Dazai isn’t bothered. If anything, he wants to share the weight of the burden so that Oda doesn’t feel like he’s carrying this on his own. Hearing that, Oda speaks. He speaks about his concerns, about the doubtful voices in his head, and how it’s been difficult to write lately. It feels like a weight is coming off his shoulders as Oda talks about this. After listening to everything, Dazai gives Oda a few words of advice.
“It’s second-nature to pinpoint time as a measure of productivity, but I think a more accurate measurement of productivity is seeing the results of what you’ve done instead. Three hours would’ve passed, regardless if you worked on your writing or not. However, even though you didn’t spend your time writing, you spent your time cultivating your ideas and fleshing them out to their fullest potential. You’re building your ideas from the ground up and you’re making your fictional world more believable with every second. That wouldn’t have happened if you didn’t do anything about it. Even though you didn’t write, it doesn’t make you any less at what you do.”

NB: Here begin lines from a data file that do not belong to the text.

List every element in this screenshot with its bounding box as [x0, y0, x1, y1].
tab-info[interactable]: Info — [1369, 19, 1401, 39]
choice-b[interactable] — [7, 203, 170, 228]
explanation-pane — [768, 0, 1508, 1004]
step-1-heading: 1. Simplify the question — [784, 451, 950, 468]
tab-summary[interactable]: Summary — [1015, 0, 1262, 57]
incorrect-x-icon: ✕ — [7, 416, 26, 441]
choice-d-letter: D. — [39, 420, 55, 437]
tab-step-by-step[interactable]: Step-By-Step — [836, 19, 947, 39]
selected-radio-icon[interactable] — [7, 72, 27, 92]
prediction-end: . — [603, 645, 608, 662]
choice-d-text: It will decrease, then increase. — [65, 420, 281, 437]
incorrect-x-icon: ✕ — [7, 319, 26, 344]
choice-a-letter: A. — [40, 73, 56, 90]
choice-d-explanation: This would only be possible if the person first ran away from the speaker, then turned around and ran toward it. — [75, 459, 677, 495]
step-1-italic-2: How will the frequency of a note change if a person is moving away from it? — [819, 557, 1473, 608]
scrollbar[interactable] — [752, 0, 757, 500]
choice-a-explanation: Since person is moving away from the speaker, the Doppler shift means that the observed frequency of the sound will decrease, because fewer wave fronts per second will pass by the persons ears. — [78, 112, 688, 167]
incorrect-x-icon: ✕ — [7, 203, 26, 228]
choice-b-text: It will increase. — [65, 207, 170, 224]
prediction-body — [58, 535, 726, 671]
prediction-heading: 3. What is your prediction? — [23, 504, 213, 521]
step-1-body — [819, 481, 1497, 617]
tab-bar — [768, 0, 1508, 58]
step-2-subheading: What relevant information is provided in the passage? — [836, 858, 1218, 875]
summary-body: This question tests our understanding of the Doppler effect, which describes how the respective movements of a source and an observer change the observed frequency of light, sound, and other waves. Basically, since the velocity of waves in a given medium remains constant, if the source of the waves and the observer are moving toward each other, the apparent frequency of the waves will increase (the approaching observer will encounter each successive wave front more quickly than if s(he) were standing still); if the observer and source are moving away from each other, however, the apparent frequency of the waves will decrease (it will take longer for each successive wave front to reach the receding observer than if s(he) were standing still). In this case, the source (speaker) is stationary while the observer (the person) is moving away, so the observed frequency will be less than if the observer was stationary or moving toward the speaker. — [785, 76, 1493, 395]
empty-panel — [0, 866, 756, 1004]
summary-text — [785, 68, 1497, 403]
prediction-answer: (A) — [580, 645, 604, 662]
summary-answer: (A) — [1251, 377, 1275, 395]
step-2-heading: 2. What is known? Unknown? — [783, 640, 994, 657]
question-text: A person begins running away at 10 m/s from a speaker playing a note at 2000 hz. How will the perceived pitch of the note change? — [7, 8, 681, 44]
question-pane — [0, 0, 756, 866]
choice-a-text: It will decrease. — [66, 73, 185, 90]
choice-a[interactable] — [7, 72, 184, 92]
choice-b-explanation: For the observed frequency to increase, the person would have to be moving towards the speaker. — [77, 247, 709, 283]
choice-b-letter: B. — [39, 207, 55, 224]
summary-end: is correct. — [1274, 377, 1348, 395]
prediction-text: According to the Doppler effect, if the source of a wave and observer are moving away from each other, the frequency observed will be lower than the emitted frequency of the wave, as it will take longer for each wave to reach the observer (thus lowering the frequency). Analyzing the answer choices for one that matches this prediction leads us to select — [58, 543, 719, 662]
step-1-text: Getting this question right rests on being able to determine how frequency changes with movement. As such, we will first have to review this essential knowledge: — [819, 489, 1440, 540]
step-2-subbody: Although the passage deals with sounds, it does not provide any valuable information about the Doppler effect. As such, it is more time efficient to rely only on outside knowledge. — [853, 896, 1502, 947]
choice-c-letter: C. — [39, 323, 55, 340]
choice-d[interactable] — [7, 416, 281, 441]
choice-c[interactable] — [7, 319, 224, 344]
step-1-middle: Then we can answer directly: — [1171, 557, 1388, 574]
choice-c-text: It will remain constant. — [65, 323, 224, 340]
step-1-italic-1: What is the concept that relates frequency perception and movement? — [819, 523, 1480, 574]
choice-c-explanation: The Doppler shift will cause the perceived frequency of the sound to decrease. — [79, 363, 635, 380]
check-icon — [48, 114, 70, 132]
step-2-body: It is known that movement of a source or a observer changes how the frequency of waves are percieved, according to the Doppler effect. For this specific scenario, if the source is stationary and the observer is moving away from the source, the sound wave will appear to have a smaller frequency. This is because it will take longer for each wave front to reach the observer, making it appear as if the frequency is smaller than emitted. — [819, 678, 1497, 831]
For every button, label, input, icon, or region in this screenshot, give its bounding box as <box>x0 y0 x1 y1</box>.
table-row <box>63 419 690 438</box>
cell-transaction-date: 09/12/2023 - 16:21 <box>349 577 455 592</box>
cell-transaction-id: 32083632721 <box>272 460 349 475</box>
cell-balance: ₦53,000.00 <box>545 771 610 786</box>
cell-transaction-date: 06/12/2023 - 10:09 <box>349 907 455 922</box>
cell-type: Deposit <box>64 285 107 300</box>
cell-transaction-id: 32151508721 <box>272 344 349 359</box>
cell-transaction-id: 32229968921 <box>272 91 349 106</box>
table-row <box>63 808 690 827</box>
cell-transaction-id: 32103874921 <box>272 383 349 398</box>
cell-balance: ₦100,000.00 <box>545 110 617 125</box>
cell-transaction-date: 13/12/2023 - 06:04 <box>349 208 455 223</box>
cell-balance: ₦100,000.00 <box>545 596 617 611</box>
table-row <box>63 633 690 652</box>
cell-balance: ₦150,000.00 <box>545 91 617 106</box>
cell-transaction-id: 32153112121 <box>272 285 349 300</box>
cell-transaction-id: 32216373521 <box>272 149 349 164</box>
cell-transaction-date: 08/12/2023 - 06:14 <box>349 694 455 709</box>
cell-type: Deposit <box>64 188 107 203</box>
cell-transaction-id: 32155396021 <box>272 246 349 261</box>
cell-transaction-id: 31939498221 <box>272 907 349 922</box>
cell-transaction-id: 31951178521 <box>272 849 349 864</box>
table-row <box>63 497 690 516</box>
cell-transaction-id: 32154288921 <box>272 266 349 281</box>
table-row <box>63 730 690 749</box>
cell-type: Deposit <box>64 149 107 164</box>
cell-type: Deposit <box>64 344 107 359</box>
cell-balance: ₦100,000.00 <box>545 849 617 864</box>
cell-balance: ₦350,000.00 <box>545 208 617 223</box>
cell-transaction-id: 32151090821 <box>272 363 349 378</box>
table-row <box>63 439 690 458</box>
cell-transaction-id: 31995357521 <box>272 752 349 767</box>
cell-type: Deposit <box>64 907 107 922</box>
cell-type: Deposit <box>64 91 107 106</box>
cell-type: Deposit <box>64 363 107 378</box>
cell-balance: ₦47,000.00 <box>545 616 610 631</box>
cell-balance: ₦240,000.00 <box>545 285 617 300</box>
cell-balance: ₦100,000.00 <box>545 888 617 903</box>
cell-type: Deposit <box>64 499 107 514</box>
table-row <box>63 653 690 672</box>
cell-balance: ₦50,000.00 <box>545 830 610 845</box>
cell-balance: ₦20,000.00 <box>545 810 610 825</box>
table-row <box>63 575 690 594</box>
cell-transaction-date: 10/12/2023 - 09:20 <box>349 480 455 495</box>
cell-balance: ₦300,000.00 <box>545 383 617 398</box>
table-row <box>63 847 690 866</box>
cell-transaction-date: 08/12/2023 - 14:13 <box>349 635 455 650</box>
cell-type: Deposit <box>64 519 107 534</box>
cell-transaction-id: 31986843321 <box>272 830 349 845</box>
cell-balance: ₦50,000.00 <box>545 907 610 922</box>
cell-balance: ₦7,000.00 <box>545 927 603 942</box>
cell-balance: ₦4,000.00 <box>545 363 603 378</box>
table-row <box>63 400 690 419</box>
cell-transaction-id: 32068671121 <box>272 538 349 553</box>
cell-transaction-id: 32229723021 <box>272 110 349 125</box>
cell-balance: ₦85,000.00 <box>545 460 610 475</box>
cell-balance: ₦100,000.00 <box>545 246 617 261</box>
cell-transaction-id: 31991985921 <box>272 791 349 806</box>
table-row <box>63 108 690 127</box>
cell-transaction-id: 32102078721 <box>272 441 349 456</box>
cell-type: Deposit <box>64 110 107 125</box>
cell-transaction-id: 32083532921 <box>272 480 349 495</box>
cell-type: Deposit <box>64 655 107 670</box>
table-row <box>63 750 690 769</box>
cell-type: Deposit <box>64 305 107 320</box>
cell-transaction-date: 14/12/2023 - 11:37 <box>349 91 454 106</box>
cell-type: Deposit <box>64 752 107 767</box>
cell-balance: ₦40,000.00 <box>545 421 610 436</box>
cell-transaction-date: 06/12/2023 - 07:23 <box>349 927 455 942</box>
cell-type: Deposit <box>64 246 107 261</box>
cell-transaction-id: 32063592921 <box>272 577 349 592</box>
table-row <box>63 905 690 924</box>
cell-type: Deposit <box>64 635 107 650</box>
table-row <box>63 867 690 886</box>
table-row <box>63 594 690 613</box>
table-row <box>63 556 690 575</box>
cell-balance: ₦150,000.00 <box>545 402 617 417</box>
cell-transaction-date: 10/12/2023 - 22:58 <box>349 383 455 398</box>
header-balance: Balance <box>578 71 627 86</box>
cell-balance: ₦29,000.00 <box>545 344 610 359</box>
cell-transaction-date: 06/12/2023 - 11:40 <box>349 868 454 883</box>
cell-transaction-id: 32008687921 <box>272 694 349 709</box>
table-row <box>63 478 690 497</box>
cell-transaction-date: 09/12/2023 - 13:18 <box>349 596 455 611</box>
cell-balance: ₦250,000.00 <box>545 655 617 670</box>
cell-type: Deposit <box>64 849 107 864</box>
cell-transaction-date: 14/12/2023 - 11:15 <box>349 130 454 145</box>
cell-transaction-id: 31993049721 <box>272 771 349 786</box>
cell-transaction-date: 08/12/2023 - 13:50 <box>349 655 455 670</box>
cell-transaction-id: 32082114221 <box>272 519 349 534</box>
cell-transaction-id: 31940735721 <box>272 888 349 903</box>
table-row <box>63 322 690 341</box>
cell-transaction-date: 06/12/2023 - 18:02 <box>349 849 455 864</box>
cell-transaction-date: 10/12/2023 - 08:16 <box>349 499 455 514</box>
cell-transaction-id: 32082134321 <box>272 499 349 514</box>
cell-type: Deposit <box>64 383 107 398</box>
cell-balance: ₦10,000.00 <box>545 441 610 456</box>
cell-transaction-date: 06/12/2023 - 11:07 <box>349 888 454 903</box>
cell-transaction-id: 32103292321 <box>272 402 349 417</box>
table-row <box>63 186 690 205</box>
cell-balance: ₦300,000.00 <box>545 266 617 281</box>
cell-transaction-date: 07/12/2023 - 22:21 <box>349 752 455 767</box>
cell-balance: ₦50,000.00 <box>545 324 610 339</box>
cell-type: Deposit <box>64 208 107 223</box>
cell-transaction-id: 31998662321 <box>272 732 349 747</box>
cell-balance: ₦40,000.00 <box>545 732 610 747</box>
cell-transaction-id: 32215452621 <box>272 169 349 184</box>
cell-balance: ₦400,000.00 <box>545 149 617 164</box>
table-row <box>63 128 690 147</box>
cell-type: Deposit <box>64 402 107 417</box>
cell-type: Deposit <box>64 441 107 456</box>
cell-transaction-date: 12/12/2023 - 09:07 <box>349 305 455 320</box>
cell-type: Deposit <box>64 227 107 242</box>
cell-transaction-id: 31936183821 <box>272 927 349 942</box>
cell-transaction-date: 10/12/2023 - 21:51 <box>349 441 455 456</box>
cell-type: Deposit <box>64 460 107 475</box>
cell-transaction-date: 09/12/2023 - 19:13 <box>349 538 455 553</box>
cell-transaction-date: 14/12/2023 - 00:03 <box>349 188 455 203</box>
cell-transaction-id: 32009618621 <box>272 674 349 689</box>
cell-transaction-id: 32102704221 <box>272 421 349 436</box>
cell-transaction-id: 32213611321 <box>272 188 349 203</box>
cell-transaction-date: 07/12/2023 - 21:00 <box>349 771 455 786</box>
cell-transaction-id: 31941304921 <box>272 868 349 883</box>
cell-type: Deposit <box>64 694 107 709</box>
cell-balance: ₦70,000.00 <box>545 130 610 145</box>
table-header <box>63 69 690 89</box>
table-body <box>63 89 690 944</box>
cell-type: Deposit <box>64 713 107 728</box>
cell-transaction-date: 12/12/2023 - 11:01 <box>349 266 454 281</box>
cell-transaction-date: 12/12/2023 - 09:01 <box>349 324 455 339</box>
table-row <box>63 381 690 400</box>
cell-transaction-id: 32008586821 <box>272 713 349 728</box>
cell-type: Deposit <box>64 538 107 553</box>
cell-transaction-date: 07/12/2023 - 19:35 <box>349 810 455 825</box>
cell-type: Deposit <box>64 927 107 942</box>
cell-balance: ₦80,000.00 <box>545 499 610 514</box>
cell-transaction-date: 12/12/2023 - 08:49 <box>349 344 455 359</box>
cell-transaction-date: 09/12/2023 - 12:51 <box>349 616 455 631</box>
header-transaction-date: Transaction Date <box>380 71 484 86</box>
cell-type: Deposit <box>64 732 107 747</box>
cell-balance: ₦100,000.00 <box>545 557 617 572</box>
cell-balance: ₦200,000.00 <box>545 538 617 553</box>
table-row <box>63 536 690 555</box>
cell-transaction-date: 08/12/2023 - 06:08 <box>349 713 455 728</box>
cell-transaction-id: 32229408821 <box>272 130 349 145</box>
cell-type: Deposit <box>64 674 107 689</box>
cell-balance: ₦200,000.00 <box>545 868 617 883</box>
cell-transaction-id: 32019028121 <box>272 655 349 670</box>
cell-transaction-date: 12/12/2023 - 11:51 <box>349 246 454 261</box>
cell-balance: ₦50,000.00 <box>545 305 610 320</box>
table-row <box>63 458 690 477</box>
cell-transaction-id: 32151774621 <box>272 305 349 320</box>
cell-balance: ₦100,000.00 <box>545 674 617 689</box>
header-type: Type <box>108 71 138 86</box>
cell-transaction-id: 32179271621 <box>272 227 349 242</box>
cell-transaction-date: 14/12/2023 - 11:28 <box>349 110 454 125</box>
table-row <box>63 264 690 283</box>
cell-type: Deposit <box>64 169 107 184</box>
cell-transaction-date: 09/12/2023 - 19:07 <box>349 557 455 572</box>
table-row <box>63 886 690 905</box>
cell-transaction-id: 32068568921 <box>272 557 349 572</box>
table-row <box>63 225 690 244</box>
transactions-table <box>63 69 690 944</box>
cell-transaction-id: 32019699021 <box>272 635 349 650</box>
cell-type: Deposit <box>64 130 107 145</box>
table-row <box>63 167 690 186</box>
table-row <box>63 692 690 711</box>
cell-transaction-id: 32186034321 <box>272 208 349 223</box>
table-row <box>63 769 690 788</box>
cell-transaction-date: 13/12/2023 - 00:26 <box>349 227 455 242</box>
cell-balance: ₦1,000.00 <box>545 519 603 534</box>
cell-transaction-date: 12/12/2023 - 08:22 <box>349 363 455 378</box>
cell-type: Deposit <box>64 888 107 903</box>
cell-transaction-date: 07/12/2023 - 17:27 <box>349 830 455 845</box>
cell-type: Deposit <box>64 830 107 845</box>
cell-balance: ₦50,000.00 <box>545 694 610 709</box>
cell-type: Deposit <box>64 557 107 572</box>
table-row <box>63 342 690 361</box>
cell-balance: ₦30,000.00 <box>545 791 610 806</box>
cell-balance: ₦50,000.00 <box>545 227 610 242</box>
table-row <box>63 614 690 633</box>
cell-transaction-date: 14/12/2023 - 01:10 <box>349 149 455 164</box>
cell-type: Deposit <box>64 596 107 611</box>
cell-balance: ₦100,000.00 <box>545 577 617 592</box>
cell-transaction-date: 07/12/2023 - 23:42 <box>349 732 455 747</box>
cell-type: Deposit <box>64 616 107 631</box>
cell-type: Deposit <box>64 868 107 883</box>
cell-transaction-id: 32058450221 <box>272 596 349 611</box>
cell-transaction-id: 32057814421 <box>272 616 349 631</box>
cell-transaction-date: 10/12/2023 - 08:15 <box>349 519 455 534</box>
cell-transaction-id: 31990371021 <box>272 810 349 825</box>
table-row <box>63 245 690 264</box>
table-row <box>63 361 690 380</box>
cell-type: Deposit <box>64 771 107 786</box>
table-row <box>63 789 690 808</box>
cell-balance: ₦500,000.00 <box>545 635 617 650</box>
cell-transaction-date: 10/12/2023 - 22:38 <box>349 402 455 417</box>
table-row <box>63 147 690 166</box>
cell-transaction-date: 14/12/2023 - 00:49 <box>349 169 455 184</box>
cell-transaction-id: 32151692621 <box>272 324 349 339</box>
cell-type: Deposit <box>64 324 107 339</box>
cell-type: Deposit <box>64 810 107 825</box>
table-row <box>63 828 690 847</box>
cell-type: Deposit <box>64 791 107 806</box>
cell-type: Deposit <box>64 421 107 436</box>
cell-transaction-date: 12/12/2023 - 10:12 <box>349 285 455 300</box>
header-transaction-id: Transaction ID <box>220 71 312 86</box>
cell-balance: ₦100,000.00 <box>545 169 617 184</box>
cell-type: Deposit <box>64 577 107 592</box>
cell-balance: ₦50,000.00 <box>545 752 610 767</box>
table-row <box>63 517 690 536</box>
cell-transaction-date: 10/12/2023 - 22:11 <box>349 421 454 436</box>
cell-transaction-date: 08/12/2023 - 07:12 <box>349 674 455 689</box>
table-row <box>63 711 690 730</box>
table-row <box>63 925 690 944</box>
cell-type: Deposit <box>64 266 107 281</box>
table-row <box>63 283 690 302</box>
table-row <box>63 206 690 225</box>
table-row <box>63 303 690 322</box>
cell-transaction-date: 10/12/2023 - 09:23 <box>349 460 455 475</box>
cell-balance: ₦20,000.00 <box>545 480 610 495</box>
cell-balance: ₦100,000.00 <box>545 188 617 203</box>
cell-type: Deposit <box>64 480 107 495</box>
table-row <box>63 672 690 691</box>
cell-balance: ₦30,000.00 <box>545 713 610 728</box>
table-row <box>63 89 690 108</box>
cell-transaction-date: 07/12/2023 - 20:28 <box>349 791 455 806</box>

Dazai definitely has a way with his words, and Oda embeds those words into his heart as he thanks Dazai.
37. Describe one reunion after time apartThe most beautiful moment in his life was when Dazai saw Oda again. After months of not having seen each other because of missions and because the state of Yokohama was at risk, it felt so wonderful to see Oda again. It felt so wonderful to hold him in his arms again. Dazai is barely holding himself together when he sees Oda and the kids stepping off from the metro. All of their luggage, all of their toys, and the life they lived during the past few months are dragged behind them.
The kids are alive and safe. Oda looks worn and exhausted, probably wishing for a coffee or three before he spots Dazai. Dazai is coming down the stairs and when he reaches the terminal, the kids sprint from their spots and tackle him with hugs. It’s a frenzy of cuddles, and “I miss you” and “Did you beat the bad guys?” and “We’re okay!” Dazai crouches down and hugs each of the kids in a tight, longing way. His arms are quite sore when he’s done, unused to giving long hugs like that. However, Dazai still has some strength on him when he hugs Oda.
For a moment, it looks so one-sided. It looks like Dazai just collapsed against Oda’s chest and Oda is holding him together. Dazai isn’t one to cry. Very rarely does he allow himself to do so, and this is one of those moments where he sobs quietly against Oda’s heart and thanks every deity that exists that no one has died. When Dazai reaches for Oda, it’s in a painful, heart wrenching way. Oda loosens the embrace a little bit so that Dazai can breathe. He draws reassuring circles along the square of Dazai’s back, and whispers quietly that all of this is real.
He’s okay. The kids are okay. They’re all here now.